Plastic Surgery Patient Photos, Info Exposed by Leaky Database
by Sergiu Gatlan
Hundreds of thousands of documents with plastic surgery patients' personal information and highly sensitive photos were exposed online by an improperly secured Amazon Web Services (AWS) S3 bucket.
NextMotion is a French plastic surgery tech firm that provides imaging and patient management services that help 170 plastic surgery clinics from 35 countries document, digitize and market their practices.
The company promises to the clients' "before & after imaging issues, reassure your patients, simplify your data management and improve your e-reputation."
"Nextmotion is an ecosystem based on a medical cloud which allows you to sort, store and access your data wherever you are," the company's site says.
"In that sense, all your data is covered with the highest requested security level as it is hosted in France on servers authorized by the Haute Autorité de Santé (French Health Authority) - in our case, AWS who is certified."
Graphic photos of patients exposed
The bucket was used by NextMotion to store roughly 900,000 files with highly sensitive patient images and videos, as well as plastic surgery, dermatological treatments, and consultation documents.
After analyzing the open S3 bucket discovered on January 24 in collaboration with vpnMentor more closely, security researchers Noam Rotem and Ran Locar found outlines and invoices for cosmetic treatments, videos of 360-degree body and face scans, as well as patient photos that, in some cases, were graphic snapshots of genitals, breasts, and more.
All these files were uploaded by NextMotion clients using the company's medical imaging solution to the unsecured database.
While there is no way to know the exact number of patients that had their information exposed, the hundreds of thousands of files found in the S3 bucket hint at thousands of patients having their sensitive data exposed.
PII data also exposed
NextMotion's CEO said in a press release that the patient data stored in the leaky database "had been de-identified - identifiers, birth dates, notes, etc. - and thus was not exposed."
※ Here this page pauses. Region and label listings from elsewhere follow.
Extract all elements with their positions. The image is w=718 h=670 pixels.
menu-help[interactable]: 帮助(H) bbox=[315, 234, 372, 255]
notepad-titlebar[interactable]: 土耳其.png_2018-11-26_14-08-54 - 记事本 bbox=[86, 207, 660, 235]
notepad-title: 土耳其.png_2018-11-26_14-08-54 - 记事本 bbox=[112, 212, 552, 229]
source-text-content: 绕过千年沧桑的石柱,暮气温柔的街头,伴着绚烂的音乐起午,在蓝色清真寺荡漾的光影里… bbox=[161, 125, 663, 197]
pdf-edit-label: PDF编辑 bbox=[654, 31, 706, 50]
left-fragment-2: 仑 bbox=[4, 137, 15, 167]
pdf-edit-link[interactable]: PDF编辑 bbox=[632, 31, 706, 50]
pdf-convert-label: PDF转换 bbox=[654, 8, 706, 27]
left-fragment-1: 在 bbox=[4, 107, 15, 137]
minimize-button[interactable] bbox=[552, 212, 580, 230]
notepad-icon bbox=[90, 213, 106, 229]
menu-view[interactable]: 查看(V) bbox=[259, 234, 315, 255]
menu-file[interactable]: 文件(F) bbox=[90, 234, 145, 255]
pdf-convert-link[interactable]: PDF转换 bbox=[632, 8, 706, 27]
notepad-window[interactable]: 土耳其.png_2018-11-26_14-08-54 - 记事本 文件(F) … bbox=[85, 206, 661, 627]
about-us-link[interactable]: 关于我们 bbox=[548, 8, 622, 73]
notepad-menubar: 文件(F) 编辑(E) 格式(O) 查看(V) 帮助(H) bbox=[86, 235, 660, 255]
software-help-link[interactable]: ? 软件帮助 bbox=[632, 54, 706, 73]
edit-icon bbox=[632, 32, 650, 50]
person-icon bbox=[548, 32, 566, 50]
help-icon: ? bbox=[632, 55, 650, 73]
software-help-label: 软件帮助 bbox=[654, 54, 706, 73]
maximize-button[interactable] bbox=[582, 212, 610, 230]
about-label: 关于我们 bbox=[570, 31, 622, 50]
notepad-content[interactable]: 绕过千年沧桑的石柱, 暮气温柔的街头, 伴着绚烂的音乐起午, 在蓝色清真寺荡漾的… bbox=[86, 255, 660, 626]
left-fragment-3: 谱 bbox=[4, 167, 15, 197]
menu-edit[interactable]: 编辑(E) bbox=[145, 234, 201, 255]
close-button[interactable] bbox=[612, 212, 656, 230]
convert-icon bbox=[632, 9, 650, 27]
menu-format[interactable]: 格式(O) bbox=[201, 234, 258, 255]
However, "the exposed paperwork and invoices also contained Personally Identifiable Information (PII) data of patients," as the two researchers explained.
"This type of data can be used to target people in a wide range of scams, fraud, and online attacks," their report also added.
"We immediately took corrective steps and this same company formally guaranteed that the security flaw had completely disappeared," NextMotion says.
"This incident only reinforced our ongoing concern to protect your data and your patients’ data when you use the Nextmotion application."
As a reminder, all your data is stored in France, in a secure HDS (personal data hosting) compliant medical cloud. Our application and our data management practice were audited in 2018 by a GDPR (General Data Protection Regulation) specialized law firm, in order to ensure our compliance with the data regulation which came into effect in 2019. - CEO of NextMotion
Previous incidents impacting plastic surgery patients
This is not the first time the sensitive personal information of plastic surgery patients might have landed in the wrong hands following a security incident.
In 2017, the London Bridge Plastic Surgery clinic issued a data breach statement saying that The Dark Overlord (TDO) hacking group was able to steal patient information and highly sensitive photos.
The AZ Plastic Surgery Center notified 5,524 patients in February 2019 that some of their protected health information (PHI) may have been accessed by TDO.
Later last year, in early November 2019, The Center for Facial Restoration reported to the U.S. Department of Health and Human Services that the PII of up to 3,600 patients may have been stolen in a hacking incident.